File this under the headline that hindsight is 20/20.
Former Cleveland Browns QB Johnny Manziel has apparently gained perspective about his flash-in-the-pants NCAA and NFL careers.
Among his revelations is how he wasted 2 years of legendary Browns OT Joe Thomas’s best years.
What Manziel Said
As a guest on the YNK Podcast, Manziel specifically spoke about Thomas.
“I don’t appreciate going to Cleveland for two years and impacting and wasting two years of Joe Thomas’ career, who’s a guy that’s going to be a 12-time Pro Bowler and going to be in the Hall of Fame. And I regret not going and being closer with these guys and being distant into the other life that I was living. And it’s nuts, and to sit back and look at it now, it’s a shameful thing and something that I have to look back, and at the end of the day, I can only say ‘Yo’ to those guys.
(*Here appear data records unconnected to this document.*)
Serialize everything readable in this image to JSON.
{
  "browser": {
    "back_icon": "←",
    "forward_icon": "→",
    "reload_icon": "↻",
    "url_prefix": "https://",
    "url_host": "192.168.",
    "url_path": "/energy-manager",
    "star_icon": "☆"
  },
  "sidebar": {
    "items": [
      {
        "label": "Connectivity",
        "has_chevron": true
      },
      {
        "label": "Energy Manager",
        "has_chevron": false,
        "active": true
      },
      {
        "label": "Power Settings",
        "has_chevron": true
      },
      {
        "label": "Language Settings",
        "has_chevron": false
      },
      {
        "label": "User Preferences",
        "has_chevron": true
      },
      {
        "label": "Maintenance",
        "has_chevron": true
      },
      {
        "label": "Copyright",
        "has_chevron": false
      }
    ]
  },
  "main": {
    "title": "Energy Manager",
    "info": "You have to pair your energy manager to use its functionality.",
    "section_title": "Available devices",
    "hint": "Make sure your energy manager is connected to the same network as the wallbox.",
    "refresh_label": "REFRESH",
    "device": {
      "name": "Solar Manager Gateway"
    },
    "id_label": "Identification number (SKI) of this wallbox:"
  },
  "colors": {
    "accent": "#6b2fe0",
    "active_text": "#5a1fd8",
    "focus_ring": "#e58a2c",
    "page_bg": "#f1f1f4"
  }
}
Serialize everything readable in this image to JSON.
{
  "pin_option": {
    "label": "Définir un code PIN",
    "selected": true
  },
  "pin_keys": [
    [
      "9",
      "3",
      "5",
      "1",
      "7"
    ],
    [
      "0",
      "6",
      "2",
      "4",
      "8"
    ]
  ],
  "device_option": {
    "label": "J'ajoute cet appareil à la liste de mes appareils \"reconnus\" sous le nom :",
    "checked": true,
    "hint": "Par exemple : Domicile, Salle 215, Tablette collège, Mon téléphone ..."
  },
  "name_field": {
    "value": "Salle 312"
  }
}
“And I feel like I’ve told them over the past couple of years. I’ve got to the point where I’ve hit like clarity, and I went and did Joe’s podcast. I still talk to Joe Haden, some of these guys that were like foundation members of the Browns during this time. Cause I think we had the talent to do it, but we had a young—a bad mix of people and a point to where I got to where I didn’t give it everything I had to everybody else. I didn’t have the grind in my mind like I did to be great in college like I did in Cleveland, and I feel disrespectful to the guys who were there, being legends because they worked their f–king ass off.”
Wasted Talent
Every now and again I watch Johnny Manziel Browns highlights just to remind myself what I've lived through.
— Tyler Corbit (@TylerCorbit) November 23, 2020
Not only did Manziel waste Joe Thomas’s talent during those 2 years, Manziel wasted his own talent by never getting his professional career off the ground.
#Browns LT Joe Thomas at Home and Garden Show IX Center on Johnny Manziel: "I think it's a sad ending to the story"
— Mary Kay Cabot (@MaryKayCabot) February 12, 2016
The Cleveland Browns selected him in the first round of the 2014 NFL Draft (22nd overall).
Almost from the beginning, Manziel was a distraction to a Browns team trying to turn the tide after 6 consecutive 11+ loss seasons.
Sadly, Manziel finally gets it at 27 years old.
“Looking back on it now, I would say I absolutely, 100 percent lost their respect. Why wouldn’t you? If I was one of them looking back at what I was doing, and your decisions that you make off the field impact if I put food on mine, yeah I’d feel some type of way, a hundred percent. I would say we wasted a draft pick to go get this guy who doesn’t give a f–k. And that’s my only thing in life that I haven’t been able to look back and like fully have closure on. … It’s probably one of the only things that I haven’t looked back on and been able to be like super, super OK with what happened.”
His success came early and often, winning the Heisman Trophy as a freshman in 2012 and finishing as a finalist for the Heisman in 2013.
To this day, it’s unclear what caused Manziel to burn out so young.
Did he achieve too much too fast?
Was he surrounded by enablers who did not try to divert his unproductive habits and behaviors?